In conclusion, our findings identify extracellular RNA as a functionally relevant mediator of AAA progression. Systemic RNase A treatment can attenuate established AAA disease in a pre-clinical model, likely by modulating key pathological processes such as inflammation and extracellular matrix degradation. Unlike extracellular DNA, which could potentially serve as a biomarker rather than viable therapeutic target, exRNA has emerged as a targetable effector of advanced AAA disease, and systemic RNase treatment has potential as a novel, multi-modal treatment strategy in AAA—a condition for which no medical therapy currently exists.
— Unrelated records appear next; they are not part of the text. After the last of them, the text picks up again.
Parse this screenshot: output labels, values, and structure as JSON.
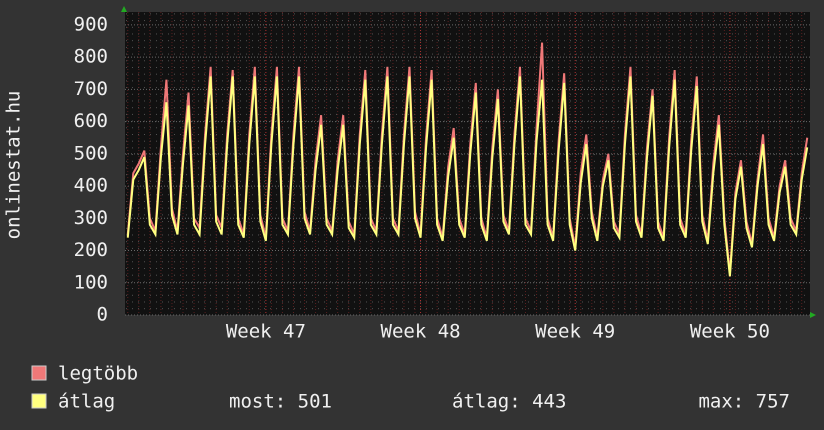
{
  "chart_data": {
    "type": "line",
    "y_label": "onlinestat.hu",
    "categories": [
      null,
      null,
      null,
      null,
      null,
      null,
      null,
      null,
      null,
      null,
      null,
      null,
      null,
      null,
      null,
      null,
      null,
      null,
      null,
      null,
      null,
      null,
      null,
      null,
      null,
      "Week 47",
      null,
      null,
      null,
      null,
      null,
      null,
      null,
      null,
      null,
      null,
      null,
      null,
      null,
      null,
      null,
      null,
      null,
      null,
      null,
      null,
      null,
      null,
      null,
      null,
      null,
      null,
      null,
      "Week 48",
      null,
      null,
      null,
      null,
      null,
      null,
      null,
      null,
      null,
      null,
      null,
      null,
      null,
      null,
      null,
      null,
      null,
      null,
      null,
      null,
      null,
      null,
      null,
      null,
      null,
      null,
      null,
      "Week 49",
      null,
      null,
      null,
      null,
      null,
      null,
      null,
      null,
      null,
      null,
      null,
      null,
      null,
      null,
      null,
      null,
      null,
      null,
      null,
      null,
      null,
      null,
      null,
      null,
      null,
      null,
      null,
      "Week 50",
      null,
      null,
      null,
      null,
      null,
      null,
      null,
      null,
      null,
      null,
      null,
      null,
      null,
      null
    ],
    "series": [
      {
        "name": "legtöbb",
        "color": "#f07878",
        "values": [
          250,
          440,
          470,
          510,
          300,
          260,
          520,
          730,
          330,
          260,
          500,
          690,
          300,
          270,
          560,
          770,
          310,
          270,
          560,
          760,
          300,
          250,
          560,
          770,
          310,
          240,
          560,
          770,
          300,
          260,
          560,
          770,
          320,
          260,
          480,
          620,
          300,
          260,
          480,
          620,
          290,
          250,
          560,
          760,
          300,
          260,
          560,
          770,
          300,
          260,
          560,
          770,
          320,
          250,
          550,
          760,
          300,
          240,
          460,
          580,
          300,
          250,
          530,
          720,
          300,
          240,
          520,
          700,
          310,
          260,
          560,
          770,
          300,
          260,
          580,
          845,
          300,
          240,
          540,
          750,
          300,
          210,
          440,
          560,
          320,
          240,
          420,
          500,
          290,
          250,
          560,
          770,
          310,
          250,
          520,
          700,
          290,
          240,
          550,
          760,
          300,
          250,
          540,
          740,
          310,
          230,
          470,
          620,
          300,
          130,
          380,
          480,
          290,
          220,
          420,
          560,
          300,
          240,
          400,
          480,
          300,
          260,
          440,
          550
        ]
      },
      {
        "name": "átlag",
        "color": "#ffff80",
        "values": [
          240,
          420,
          450,
          490,
          280,
          250,
          490,
          660,
          310,
          250,
          470,
          650,
          280,
          250,
          530,
          740,
          290,
          250,
          530,
          740,
          280,
          240,
          530,
          740,
          290,
          230,
          530,
          740,
          280,
          250,
          530,
          740,
          300,
          250,
          450,
          590,
          280,
          250,
          450,
          590,
          270,
          240,
          530,
          730,
          280,
          250,
          530,
          740,
          280,
          250,
          530,
          740,
          300,
          240,
          520,
          730,
          280,
          230,
          430,
          550,
          280,
          240,
          500,
          690,
          280,
          230,
          490,
          670,
          290,
          250,
          530,
          740,
          280,
          250,
          540,
          730,
          280,
          230,
          510,
          720,
          280,
          200,
          410,
          530,
          300,
          230,
          400,
          480,
          270,
          240,
          530,
          740,
          290,
          240,
          490,
          680,
          270,
          230,
          520,
          730,
          280,
          240,
          510,
          710,
          290,
          220,
          440,
          590,
          280,
          120,
          360,
          460,
          270,
          210,
          400,
          530,
          280,
          230,
          380,
          460,
          280,
          250,
          420,
          520
        ]
      }
    ],
    "stats": [
      "most: 501",
      "átlag: 443",
      "max: 757"
    ],
    "ylim": [
      0,
      940
    ],
    "yticks": [
      0,
      100,
      200,
      300,
      400,
      500,
      600,
      700,
      800,
      900
    ],
    "grid": true
  }
}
Lastly, limitations of our study should be considered. While systemic concentrations of exRNA and exDNA were measured in plasma, their detection in AAA tissue was hampered by their low levels, fast degradation and formalin/paraffin treatment of samples. Similarly, the effect of nucleases on circulating exRNA and exDNA levels are difficult to ascertain at the experimental end point (i.e. 24 h after the last nuclease administration), since plasma levels of exRNA and exDNA are quickly restored and require daily nuclease administration. Indeed, RNase A administration showed a trend towards reduced circulating exRNA levels, while DNase I treatment was not reflected in lower exDNA levels at the end point. Regarding exRNA quantification, we performed RNA isolation and employed a fluorometric assay to detect total exRNA, which, while more sensitive than reported methods like NanoDrop or Bioanalyzer for low RNA concentrations, lacks the sensitivity of the qPCR used for exDNA. This might in part explain the better biomarker performance of circulating exDNA as compared to exRNA in AAA disease. The analyses were based on a limited set of samples, yet AAA patients and controls were carefully matched, differing only significantly in the AAA risk factor of hyperlipidemia and the previously reported AAA biomarker D-dimer51. According to ethics guidelines, group size in mouse experiments was minimized by the use of sensitive 3D ultrasound analysis of AAA growth25.